WASHINGTON, DC: Hyderabad-based Hetero Labs has signed a licence agreement with the Medicines Patent Pool that will allow it to produce key HIV medicines for a number of developing countries.

The agreement will allow Hetero to produce four key medicines originally developed by Gilead Sciences – emtricitabine, cobicistat, and elvitegravir, and a combination of these medicines plus a fourth drug, tenofovir, in a single pill known as the “Quad” – in 100-112 countries. These medicines were licensed to the Pool by Gilead Sciences in July 2011.

“The terms and conditions that the Pool was able to negotiate represent an improvement on previous licences and this will enable us to make affordable drugs available faster to more people,” said Mr M. Srinivas Reddy of Hetero. Hetero is a major supplier of HIV medicines in the developing world, with more than 25 products approved by the US Food and Drug Administration/World Health Organization in Geneva, and many in the pipeline. Hetero currently produces antiretroviral treatment for over 2 million people living with HIV in more than 100 countries.

Hetero has also chosen to take advantage of a key flexibility in the Pool’s agreement that enables it to sell tenofovir to a large number of countries where it is not under patent.

Cobicistat, elvitegravir and the Quad are new drugs in development; being licensed through the Pool should help speed their availability in developing countries soon after they receive regulatory approval; this is a significant step forward as there is often a several years-long delay for new medicines to reach resource-limited markets.

“Hetero’s joining the Pool will help expand access to tenofovir in more countries. We are also excited at the prospect of a leading HIV manufacturer such as Hetero being able to launch promising new therapies soon after they are approved in developed countries,” said Chan Park, Interim Executive Director of the Medicines Patent Pool.

Hetero is the fourth generic company to take a licence from the Pool.
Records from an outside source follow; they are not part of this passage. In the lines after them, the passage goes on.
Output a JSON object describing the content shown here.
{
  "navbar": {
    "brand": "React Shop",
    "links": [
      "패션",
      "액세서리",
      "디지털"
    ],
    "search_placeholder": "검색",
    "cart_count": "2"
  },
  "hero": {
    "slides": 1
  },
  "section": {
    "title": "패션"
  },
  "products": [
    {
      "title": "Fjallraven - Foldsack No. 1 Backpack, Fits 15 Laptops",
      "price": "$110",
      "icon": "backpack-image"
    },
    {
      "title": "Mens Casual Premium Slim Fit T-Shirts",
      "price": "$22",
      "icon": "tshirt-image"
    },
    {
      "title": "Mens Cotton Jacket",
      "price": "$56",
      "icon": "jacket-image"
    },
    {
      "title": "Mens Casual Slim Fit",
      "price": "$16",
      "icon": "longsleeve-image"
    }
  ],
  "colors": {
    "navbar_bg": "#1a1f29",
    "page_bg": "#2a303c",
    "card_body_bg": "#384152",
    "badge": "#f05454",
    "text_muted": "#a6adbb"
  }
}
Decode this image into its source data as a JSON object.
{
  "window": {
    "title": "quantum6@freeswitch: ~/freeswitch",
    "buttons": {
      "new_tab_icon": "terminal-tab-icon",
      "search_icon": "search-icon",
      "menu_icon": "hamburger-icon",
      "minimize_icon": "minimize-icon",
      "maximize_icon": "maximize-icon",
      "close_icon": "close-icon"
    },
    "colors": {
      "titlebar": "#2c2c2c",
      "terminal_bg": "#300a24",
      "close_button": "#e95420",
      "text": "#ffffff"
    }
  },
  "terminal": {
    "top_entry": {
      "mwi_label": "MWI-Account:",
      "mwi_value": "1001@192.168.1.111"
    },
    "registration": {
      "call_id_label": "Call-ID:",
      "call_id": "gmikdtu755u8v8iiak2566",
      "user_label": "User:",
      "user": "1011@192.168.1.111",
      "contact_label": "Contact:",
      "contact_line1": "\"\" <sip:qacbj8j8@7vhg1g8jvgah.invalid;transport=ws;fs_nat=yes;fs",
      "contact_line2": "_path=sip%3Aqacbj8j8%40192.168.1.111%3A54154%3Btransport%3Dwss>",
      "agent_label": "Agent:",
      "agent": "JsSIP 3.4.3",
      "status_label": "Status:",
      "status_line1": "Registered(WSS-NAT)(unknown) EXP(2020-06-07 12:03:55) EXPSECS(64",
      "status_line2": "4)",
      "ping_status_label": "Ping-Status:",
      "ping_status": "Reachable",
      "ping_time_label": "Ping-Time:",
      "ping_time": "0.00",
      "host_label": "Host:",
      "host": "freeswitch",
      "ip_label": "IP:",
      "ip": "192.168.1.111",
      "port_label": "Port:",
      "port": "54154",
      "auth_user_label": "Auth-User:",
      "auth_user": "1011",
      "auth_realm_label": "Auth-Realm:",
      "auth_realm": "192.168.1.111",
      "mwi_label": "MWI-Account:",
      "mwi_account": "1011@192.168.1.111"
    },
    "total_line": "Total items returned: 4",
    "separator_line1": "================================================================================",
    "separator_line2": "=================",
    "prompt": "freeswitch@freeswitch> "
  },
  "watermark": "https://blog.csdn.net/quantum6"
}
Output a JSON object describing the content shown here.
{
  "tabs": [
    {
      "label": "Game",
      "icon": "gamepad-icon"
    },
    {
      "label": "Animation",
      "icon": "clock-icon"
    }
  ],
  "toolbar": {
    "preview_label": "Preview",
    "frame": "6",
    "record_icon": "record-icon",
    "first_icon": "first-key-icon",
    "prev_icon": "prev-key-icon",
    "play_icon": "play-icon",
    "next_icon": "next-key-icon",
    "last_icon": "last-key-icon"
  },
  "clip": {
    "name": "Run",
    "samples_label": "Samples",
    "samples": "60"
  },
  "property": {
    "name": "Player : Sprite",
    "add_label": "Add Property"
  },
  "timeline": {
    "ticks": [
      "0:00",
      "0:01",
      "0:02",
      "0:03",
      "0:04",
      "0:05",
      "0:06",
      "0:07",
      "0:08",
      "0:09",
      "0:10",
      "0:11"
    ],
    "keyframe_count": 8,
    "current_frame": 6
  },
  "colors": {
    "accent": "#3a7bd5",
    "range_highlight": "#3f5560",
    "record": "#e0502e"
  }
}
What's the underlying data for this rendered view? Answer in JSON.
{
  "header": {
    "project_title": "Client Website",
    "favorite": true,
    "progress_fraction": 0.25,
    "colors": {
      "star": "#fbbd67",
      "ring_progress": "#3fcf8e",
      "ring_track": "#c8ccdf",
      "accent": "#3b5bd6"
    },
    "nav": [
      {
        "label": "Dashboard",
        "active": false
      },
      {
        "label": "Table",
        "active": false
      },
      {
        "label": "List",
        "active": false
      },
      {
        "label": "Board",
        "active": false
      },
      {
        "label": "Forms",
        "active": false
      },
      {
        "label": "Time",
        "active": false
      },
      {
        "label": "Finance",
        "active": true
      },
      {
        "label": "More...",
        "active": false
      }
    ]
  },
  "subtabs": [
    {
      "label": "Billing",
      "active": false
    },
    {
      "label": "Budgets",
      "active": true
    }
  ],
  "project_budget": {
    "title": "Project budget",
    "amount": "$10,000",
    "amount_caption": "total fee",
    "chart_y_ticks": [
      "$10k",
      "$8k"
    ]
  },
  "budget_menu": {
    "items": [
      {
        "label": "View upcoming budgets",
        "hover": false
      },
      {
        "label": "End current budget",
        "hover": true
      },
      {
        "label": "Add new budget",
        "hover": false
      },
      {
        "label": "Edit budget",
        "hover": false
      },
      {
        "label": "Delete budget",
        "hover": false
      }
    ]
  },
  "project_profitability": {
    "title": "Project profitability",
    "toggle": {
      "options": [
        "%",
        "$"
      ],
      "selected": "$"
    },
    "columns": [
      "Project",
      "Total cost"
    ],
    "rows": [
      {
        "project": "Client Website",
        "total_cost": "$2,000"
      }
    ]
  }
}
The more companies take licences from the Pool, the more robust will be generic competition on HIV medicines, and the more affordable those medicines will become for people who need them.

“UNITAID helped create the Pool because it believed in its potential to help bring affordable, necessary medicines to market. Every new sub-licensee takes the Pool one step closer to that goal,” said Denis Broun, Executive Director of UNITAID.

The Medicines Patent Pool is in negotiations with patent holders Boehringer-Ingelheim, Bristol-Myers Squibb, F. Hoffman La Roche, and ViiV Healthcare [a joint venture of GlaxoSmithKline and Pfizer], as well as with several generic companies, to reach licence agreements that will help reduce the prices on several additional key HIV medicines.

For further information on the Medicines Patent Pool, see its website at: www.medicinespatentpool.org, or contact MPP Communications at gro.looptnetapsenicidem@sserp

ABOUT THE MEDICINES PATENT POOL

The Medicines Patent Pool, founded with the support of UNITAID in July 2010, is a mechanism seeking to lower the price of medicines for HIV in developing countries by facilitating generic competition. Patents can drive up prices for drugs; licences allow low-cost generic versions to be made even where patents exist. The Pool negotiates with the patent holders of critically important HIV medicines for licences; it then sub-licenses these to generic manufacturers, freeing them up to develop, produce and sell affordable medicines in agreed countries under strict quality assurance.

ABOUT UNITAID

UNITAID is a global health initiative established to increase access to quality-assured treatments for HIV/AIDS, malaria and tuberculosis through sustainable financing and market interventions. In less than five years since its inception, UNITAID has committed US$ 800 million for AIDS treatment in 52 low- and middle-income countries. UNITAID developed the concept of the Medicines Patent Pool as part of its market strategy, which is to stimulate market competition, ramp up production and increase availability of newer and better medicines at affordable prices. In December 2009, the UNITAID Executive Board voted in principle to create the Medicines Patent Pool, which became a separate legal entity in July 2010.